Federal authorities have described a new Internet-based worm that targets Windows-based machines through email and Web servers as more disruptive than this summer's Code Red worm. The worm, dubbed Nimda (admin spelled backwards), probably originated in China and is unique because it attacks several known flaws in various versions of Windows. Users can get the worm from visiting tainted Web sites where they are prompted to download an .eml (Outlook Express) email file, which contains the worm as an attachment called readme.exe. They can also get the worm as an email attachment through Outlook or Outlook Express. Security experts say the worm doesn't delete any data, but it's hard to remove, easy to spread, and can be used in Denial of Service (DoS) attacks.

"There are about 300 million \[Windows machines\] that could participate in this \[attack\]," says NT Bugtraq's Russ Cooper. The worm affects all modern versions of Windows, including Windows 2000, Windows NT 4.0, Windows Me, and Windows 9x.

According to the Computer Emergency Response Team (CERT), the worm uses several methods to spread. The worm spreads from client to client through email, from client to client through open network shares, from Web servers to clients that browse compromised Web sites, from clients to Web servers through active scanning for and exploitation of the "Microsoft IIS 4.0/5.0 directory traversal" vulnerability, and from clients to Web servers through scanning for back doors that the Code Red II and sadmind/IIS worms left behind.

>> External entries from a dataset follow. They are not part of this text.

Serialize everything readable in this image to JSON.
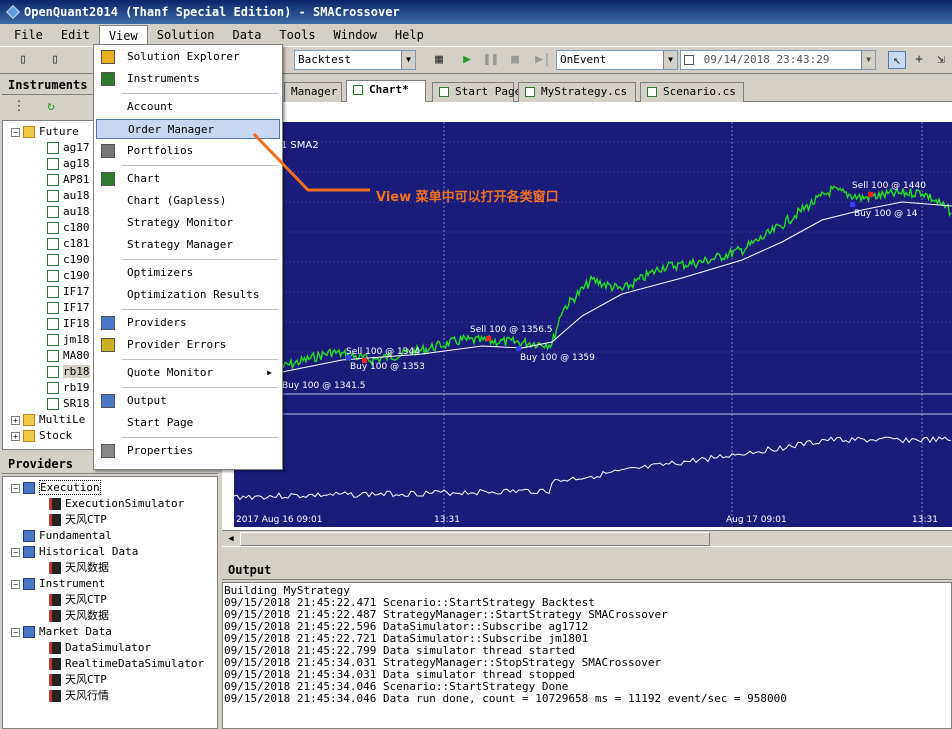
{
  "window": {
    "title": "OpenQuant2014 (Thanf Special Edition) - SMACrossover"
  },
  "menubar": [
    "File",
    "Edit",
    "View",
    "Solution",
    "Data",
    "Tools",
    "Window",
    "Help"
  ],
  "toolbar": {
    "mode": "Backtest",
    "event_mode": "OnEvent",
    "datetime": "09/14/2018 23:43:29"
  },
  "instruments": {
    "title": "Instruments",
    "items": [
      {
        "label": "Future",
        "type": "folder",
        "expanded": true
      },
      {
        "label": "ag17",
        "type": "doc"
      },
      {
        "label": "ag18",
        "type": "doc"
      },
      {
        "label": "AP81",
        "type": "doc"
      },
      {
        "label": "au18",
        "type": "doc"
      },
      {
        "label": "au18",
        "type": "doc"
      },
      {
        "label": "c180",
        "type": "doc"
      },
      {
        "label": "c181",
        "type": "doc"
      },
      {
        "label": "c190",
        "type": "doc"
      },
      {
        "label": "c190",
        "type": "doc"
      },
      {
        "label": "IF17",
        "type": "doc"
      },
      {
        "label": "IF17",
        "type": "doc"
      },
      {
        "label": "IF18",
        "type": "doc"
      },
      {
        "label": "jm18",
        "type": "doc"
      },
      {
        "label": "MA80",
        "type": "doc"
      },
      {
        "label": "rb18",
        "type": "doc"
      },
      {
        "label": "rb19",
        "type": "doc"
      },
      {
        "label": "SR18",
        "type": "doc"
      },
      {
        "label": "MultiLe",
        "type": "folder",
        "expanded": false
      },
      {
        "label": "Stock",
        "type": "folder",
        "expanded": false
      }
    ]
  },
  "providers": {
    "title": "Providers",
    "items": [
      {
        "label": "Execution",
        "level": 0,
        "type": "srv",
        "expanded": true
      },
      {
        "label": "ExecutionSimulator",
        "level": 1,
        "type": "plug"
      },
      {
        "label": "天风CTP",
        "level": 1,
        "type": "plug"
      },
      {
        "label": "Fundamental",
        "level": 0,
        "type": "srv",
        "expanded": null
      },
      {
        "label": "Historical Data",
        "level": 0,
        "type": "srv",
        "expanded": true
      },
      {
        "label": "天风数据",
        "level": 1,
        "type": "plug"
      },
      {
        "label": "Instrument",
        "level": 0,
        "type": "srv",
        "expanded": true
      },
      {
        "label": "天风CTP",
        "level": 1,
        "type": "plug"
      },
      {
        "label": "天风数据",
        "level": 1,
        "type": "plug"
      },
      {
        "label": "Market Data",
        "level": 0,
        "type": "srv",
        "expanded": true
      },
      {
        "label": "DataSimulator",
        "level": 1,
        "type": "plug"
      },
      {
        "label": "RealtimeDataSimulator",
        "level": 1,
        "type": "plug"
      },
      {
        "label": "天风CTP",
        "level": 1,
        "type": "plug"
      },
      {
        "label": "天风行情",
        "level": 1,
        "type": "plug"
      }
    ]
  },
  "tabs": [
    {
      "label": "Manager",
      "active": false
    },
    {
      "label": "Chart*",
      "active": true
    },
    {
      "label": "Start Page",
      "active": false
    },
    {
      "label": "MyStrategy.cs",
      "active": false
    },
    {
      "label": "Scenario.cs",
      "active": false
    }
  ],
  "view_menu": {
    "items": [
      {
        "label": "Solution Explorer",
        "icon": "cube-icon"
      },
      {
        "label": "Instruments",
        "icon": "list-icon"
      },
      {
        "sep": true
      },
      {
        "label": "Account",
        "icon": ""
      },
      {
        "label": "Order Manager",
        "icon": "",
        "highlighted": true
      },
      {
        "label": "Portfolios",
        "icon": "portfolio-icon"
      },
      {
        "sep": true
      },
      {
        "label": "Chart",
        "icon": "chart-icon"
      },
      {
        "label": "Chart (Gapless)",
        "icon": ""
      },
      {
        "label": "Strategy Monitor",
        "icon": ""
      },
      {
        "label": "Strategy Manager",
        "icon": ""
      },
      {
        "sep": true
      },
      {
        "label": "Optimizers",
        "icon": ""
      },
      {
        "label": "Optimization Results",
        "icon": ""
      },
      {
        "sep": true
      },
      {
        "label": "Providers",
        "icon": "providers-icon"
      },
      {
        "label": "Provider Errors",
        "icon": "warning-icon"
      },
      {
        "sep": true
      },
      {
        "label": "Quote Monitor",
        "icon": "",
        "submenu": true
      },
      {
        "sep": true
      },
      {
        "label": "Output",
        "icon": "output-icon"
      },
      {
        "label": "Start Page",
        "icon": ""
      },
      {
        "sep": true
      },
      {
        "label": "Properties",
        "icon": "properties-icon"
      }
    ]
  },
  "annotation": "View 菜单中可以打开各类窗口",
  "chart": {
    "legend_label": "A1  SMA2",
    "x_labels": [
      "2017 Aug 16 09:01",
      "13:31",
      "Aug 17 09:01",
      "13:31"
    ],
    "trades": [
      {
        "text": "Buy 100 @ 1341.5",
        "kind": "buy"
      },
      {
        "text": "Sell 100 @ 1344",
        "kind": "sell"
      },
      {
        "text": "Buy 100 @ 1353",
        "kind": "buy"
      },
      {
        "text": "Sell 100 @ 1356.5",
        "kind": "sell"
      },
      {
        "text": "Buy 100 @ 1359",
        "kind": "buy"
      },
      {
        "text": "Sell 100 @ 1440",
        "kind": "sell"
      },
      {
        "text": "Buy 100 @ 14",
        "kind": "buy"
      }
    ],
    "colors": {
      "background": "#1b1b7a",
      "price": "#22dd22",
      "sma": "#ffffff"
    }
  },
  "output": {
    "title": "Output",
    "lines": [
      "Building MyStrategy",
      "09/15/2018 21:45:22.471 Scenario::StartStrategy Backtest",
      "09/15/2018 21:45:22.487 StrategyManager::StartStrategy SMACrossover",
      "09/15/2018 21:45:22.596 DataSimulator::Subscribe ag1712",
      "09/15/2018 21:45:22.721 DataSimulator::Subscribe jm1801",
      "09/15/2018 21:45:22.799 Data simulator thread started",
      "09/15/2018 21:45:34.031 StrategyManager::StopStrategy SMACrossover",
      "09/15/2018 21:45:34.031 Data simulator thread stopped",
      "09/15/2018 21:45:34.046 Scenario::StartStrategy Done",
      "09/15/2018 21:45:34.046 Data run done, count = 10729658 ms = 11192 event/sec = 958000"
    ]
  }
}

People who use Microsoft's IIS Web servers are protected from this worm if they apply the patch used to stop Code Red. Outlook 2002 correctly identifies Nimda attachments as malicious and sends a warning to that effect. However, older versions of Outlook and Outlook Express are vulnerable because the attachment might be able to run without the user opening the attachment. This ability makes the worm particularly dangerous.

If you're running IIS, you should download and install Microsoft's latest cumulative security patch, which can prevent this attack from succeeding.

End users should consider using up-to-date antivirus software, of course. If you're running Outlook 2002 or newer versions of IE (5.01, 5.5 and newer), however, you should be protected. If you're running an older version of IE, please download the "Automatic Execution of Embedded MIME Types" vulnerability patch.